PRODUCE was established as a partnership between friends. How has this relationship worked for the company?
We are very professional when we need to talk about the business. Of course when we are not talking about business, it’s something else! We fill in each other’s gaps. For example, I’m really bad with administration and making a company profitable; I don’t keep it at the top of my priority list so that I can fully focus on the design. Having financial planners like Stanley Tan and Don Yap helps us to keep the goals in mind while addressing a lot of the issues that might steer the company astray.
Are you careful to pick only projects you think you will enjoy and can experiment with?
Yes. To be honest, we have already rejected a lot of projects. It’s not something a lot of companies can do when they are so young, but we decided to bear the pain, even if we had to pump in more money to tide over a few months. We would rather do that, as the clients you have now determines the profile of the next client. That has been a kind of rule that we keep to – better to suffer a short pain than to endure a long one.
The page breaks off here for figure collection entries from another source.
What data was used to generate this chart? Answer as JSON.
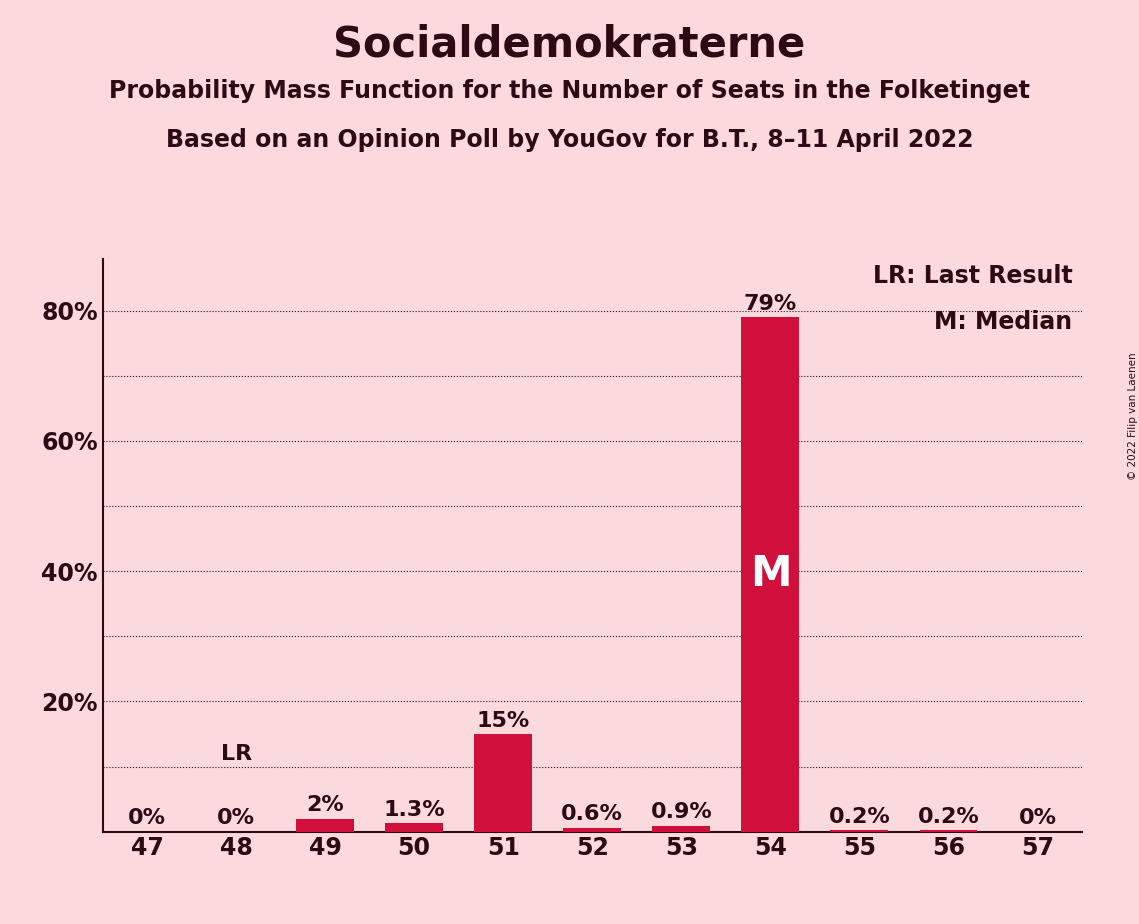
{
  "title": "Socialdemokraterne",
  "subtitle1": "Probability Mass Function for the Number of Seats in the Folketinget",
  "subtitle2": "Based on an Opinion Poll by YouGov for B.T., 8–11 April 2022",
  "copyright": "© 2022 Filip van Laenen",
  "categories": [
    47,
    48,
    49,
    50,
    51,
    52,
    53,
    54,
    55,
    56,
    57
  ],
  "values": [
    0.0,
    0.0,
    2.0,
    1.3,
    15.0,
    0.6,
    0.9,
    79.0,
    0.2,
    0.2,
    0.0
  ],
  "bar_labels": [
    "0%",
    "0%",
    "2%",
    "1.3%",
    "15%",
    "0.6%",
    "0.9%",
    "79%",
    "0.2%",
    "0.2%",
    "0%"
  ],
  "bar_color": "#D0103A",
  "background_color": "#FADADD",
  "text_color": "#2D0A14",
  "lr_seat": 48,
  "median_seat": 54,
  "ylim": [
    0,
    88
  ],
  "grid_ticks": [
    10,
    20,
    30,
    40,
    50,
    60,
    70,
    80
  ],
  "ytick_positions": [
    20,
    40,
    60,
    80
  ],
  "ytick_labels": [
    "20%",
    "40%",
    "60%",
    "80%"
  ],
  "legend_lr": "LR: Last Result",
  "legend_m": "M: Median",
  "title_fontsize": 30,
  "subtitle_fontsize": 17,
  "bar_label_fontsize": 16,
  "axis_tick_fontsize": 17,
  "legend_fontsize": 17,
  "lr_value": 10.0,
  "median_label_fontsize": 30
}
Architectural design is often seen as a luxury good; yet it is also something that has great power in influencing social and urban behaviours in everyday situations. What are your thoughts on this?
I think that architecture and design are necessities. Since they are concrete manifestations and representations of true value – both materially and philosophically – they are essential. What led me to architecture was the belief that it is the highest form of art that combines most of the other fields of arts. I still think so today, all the more so because so many different dimensions have been added to my understanding of the discipline over the years.
How do your projects address your ideas about architecture?
An example is the modular shelves at Royce Apartment. We feel the economic climate has fuelled the creation of ‘shoebox’ apartments that evolved purely out of maximising square footage yield, and that these apartments were seemingly unconcerned with the immanent criterion of ‘housing’. Our proposal attempted to confront the limitations of space by organising and framing the owner’s essential praxis of reading. 3mm steel sheets were folded to form modular shelves, benches and storage that define the hallway, doorway and living space. The thinness of the shelves disappears as it is loaded with books, allowing the array of book spines and categories to form the final image of the house. These shelves, which embody the idea of ‘home’ for the book-lover, can be reused in a new house if one day the ‘shoebox’ is sold. In this case, we have designed something of material value for his future house, and at the same time, hopefully, created a sense of home for him in this temporary abode.
It is admirable how far PRODUCE have come in such a short time. On that note, do you have any design inspirations you can share with us?
Isay Weinfeld’s works appeal to me because formally and spatially, there is a strong focus and representation of the self and the individual over the collective. Too often buildings lack the emphasis on the subject. Ayn Rand, because she established the philosophy of Objectivism, which has guided my analysis on situations and judgment of our design process. Finally, Elon Musk, as he is the quintessential Producer – someone who actually offers something new and relevant to the material world. We named ourselves PRODUCE because we aspire to produce things that are inventive spatially, architecturally and technologically.